The Tale of Faugheen: Bargain Buy Super-Horse
Buying a horse is obviously a big decision. The process, of course, can be inexpensive or a testament to affluence, but the truth is that there can always be a surprise, regardless of what you pay. For example, The Green Monkey, which at $16,000,000 was the highest priced ever paid for a thoroughbred, never really got his race career going, nor did stud fees in anyway reach expectations.
But, at times, you might get a lot more than you bargained for, as was the case with two Irish brothers who bought a horse for €4,000 (approx. $5,000) in 2008. Ten years later, that horse, Faugheen, is possibly the most famous horse in Irish racing and still going strong at the big UK and Ireland national hunt races.
Mullins knew he had something special
Faugheen changed hands a couple of times and eventually made his way to the stables of Rich and Susannah Ricci. Their best horses are trained by Willie Mullins, arguably the greatest jumps racing trainer of the 21st century. In 2013, as Faugheen made effortlessly won lower grade races in places like Punchestown and Navan, it became clear Mullins had something special on his hands.
The first big test for Faugheen came at the 2014 Cheltenham Festival, where he would take on his first ever Grade 1 contest: the Neptune Investment Management Novices’ Hurdle, which is one of the most important races for novices in British horse racing. Faugheen blew the competition out of the water, landing the win by over 4 lengths in a strong finish.
Faugheen won first 10 races
After that, the goods time rolled in. Faugheen, earning the nickname “The Machine” from adoring Irish punters, racked up win after win, not only going unbeaten but trouncing the opposition in the process. He was a sure thing in every race, a betting lock. In 2015, he returned to Cheltenham to triumph in the Champion Hurdle – his biggest win to date. By that time, they were talking about Faugheen being potentially one of the greatest hurdlers in history.
At the end of 2015, something very strange happened – Faugheen came second in a race. The connections put it down as something of a blip and, indeed, he racked up a couple of wins soon after. But all was not well when he was pulled from the 2016 and 2017 Cheltenham Festivals. Rumours abounded about his injuries. Comebacks were made and fell flat. Faugheen entered the 2018 Champion Hurdle and was soundly beaten. The Machine had broken down. Faugheen was finished.
Faugheen backed to win at Cheltenham next year
Or was he? A month later, rather surprisingly, Faugheen was brought back to contest the Grade 1 Irish Stayers’ Hurdle in Punchestown, run over a longer distance that what Faugheen had been used to in the past. Faugheen won by an astonishing 13 lengths and changed the discourse of the new national hunt season’s horse racing betting. He is now 5/1 favorite with Betway for the 2019 Stayers’ Hurdle at the Cheltenham Festival, ahead of 7/1 shot Penhill (whom Faugheen beat by 13 lengths in that comeback race). There is even a market of 25/1 for Faugheen to return to the Champion Hurdle next year.

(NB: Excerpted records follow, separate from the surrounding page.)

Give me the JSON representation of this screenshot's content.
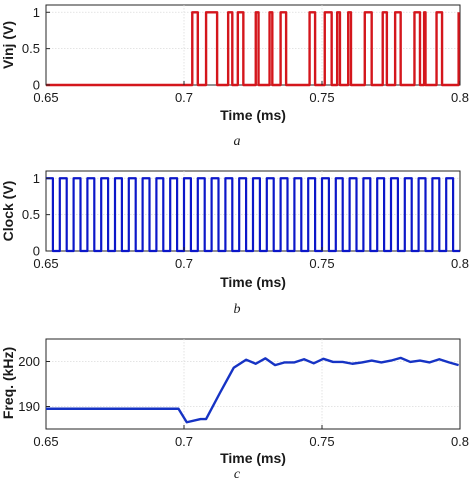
{
  "colors": {
    "vinj": "#d4161c",
    "clock": "#0c17c9",
    "freq": "#1633c4"
  },
  "chart_data": [
    {
      "type": "line",
      "caption": "a",
      "xlabel": "Time (ms)",
      "ylabel": "Vinj (V)",
      "xlim": [
        0.65,
        0.8
      ],
      "ylim": [
        0,
        1.1
      ],
      "xticks": [
        "0.65",
        "0.7",
        "0.75",
        "0.8"
      ],
      "yticks": [
        "0",
        "0.5",
        "1"
      ],
      "grid": true,
      "step": true,
      "series": [
        {
          "x": [
            0.65,
            0.703,
            0.705,
            0.708,
            0.712,
            0.716,
            0.7175,
            0.7195,
            0.7215,
            0.726,
            0.727,
            0.731,
            0.732,
            0.735,
            0.737,
            0.7455,
            0.7475,
            0.751,
            0.7535,
            0.7555,
            0.7565,
            0.7595,
            0.7605,
            0.7655,
            0.768,
            0.772,
            0.7735,
            0.7765,
            0.7785,
            0.7835,
            0.7855,
            0.787,
            0.7875,
            0.7915,
            0.7935,
            0.7995
          ],
          "y": [
            0,
            1,
            0,
            1,
            0,
            1,
            0,
            1,
            0,
            1,
            0,
            1,
            0,
            1,
            0,
            1,
            0,
            1,
            0,
            1,
            0,
            1,
            0,
            1,
            0,
            1,
            0,
            1,
            0,
            1,
            0,
            1,
            0,
            1,
            0,
            1
          ]
        }
      ]
    },
    {
      "type": "line",
      "caption": "b",
      "xlabel": "Time (ms)",
      "ylabel": "Clock (V)",
      "xlim": [
        0.65,
        0.8
      ],
      "ylim": [
        0,
        1.1
      ],
      "xticks": [
        "0.65",
        "0.7",
        "0.75",
        "0.8"
      ],
      "yticks": [
        "0",
        "0.5",
        "1"
      ],
      "grid": true,
      "square_wave": {
        "start": 0.65,
        "period": 0.005,
        "duty": 0.5,
        "low": 0,
        "high": 1
      }
    },
    {
      "type": "line",
      "caption": "c",
      "xlabel": "Time (ms)",
      "ylabel": "Freq. (kHz)",
      "xlim": [
        0.65,
        0.8
      ],
      "ylim": [
        185,
        205
      ],
      "xticks": [
        "0.65",
        "0.7",
        "0.75",
        "0.8"
      ],
      "yticks": [
        "190",
        "200"
      ],
      "grid": true,
      "series": [
        {
          "x": [
            0.65,
            0.695,
            0.698,
            0.701,
            0.706,
            0.708,
            0.713,
            0.718,
            0.7225,
            0.726,
            0.7295,
            0.733,
            0.7365,
            0.74,
            0.7435,
            0.747,
            0.7505,
            0.754,
            0.7575,
            0.761,
            0.7645,
            0.768,
            0.7715,
            0.775,
            0.7785,
            0.782,
            0.7855,
            0.789,
            0.7925,
            0.796,
            0.7995
          ],
          "y": [
            189.5,
            189.5,
            189.5,
            186.5,
            187.2,
            187.2,
            193,
            198.6,
            200.4,
            199.5,
            200.7,
            199.2,
            199.8,
            199.8,
            200.5,
            199.6,
            200.6,
            199.9,
            199.9,
            199.5,
            199.8,
            200.2,
            199.8,
            200.2,
            200.8,
            199.9,
            200.2,
            199.8,
            200.5,
            199.8,
            199.2
          ]
        }
      ]
    }
  ]
}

One thing to note about Faugheen is that, when at his best, he has that x-factor quality that delights horse racing fans, like a sixth-sense knowing when to turn it on. To see him accelerating away from the field is something special. It charges the crowds at the races, gives goose bumps to those watching greatness in action. Faugheen’s fans, and there are many, will be hoping that the soon-to-be 11-year-old can dazzle one last time at Cheltenham next year.
In horse racing terms, this is all a fairy tale story, one that could easily have never been. What if the pair of brothers had not started the chain events that led Faugheen to the Ricci family? What if Willie Mullins had never taken the horse under his assured hand? What if Faugheen hadn’t spent his peak years fighting injury? Ireland’s race horse industry is a multi-billion dollar one, creating some of the greatest of all time on the flat and over jumps. But, Irish racing fans also love a story of glory and failure, and subsequent redemption: Faugheen is still telling that story today.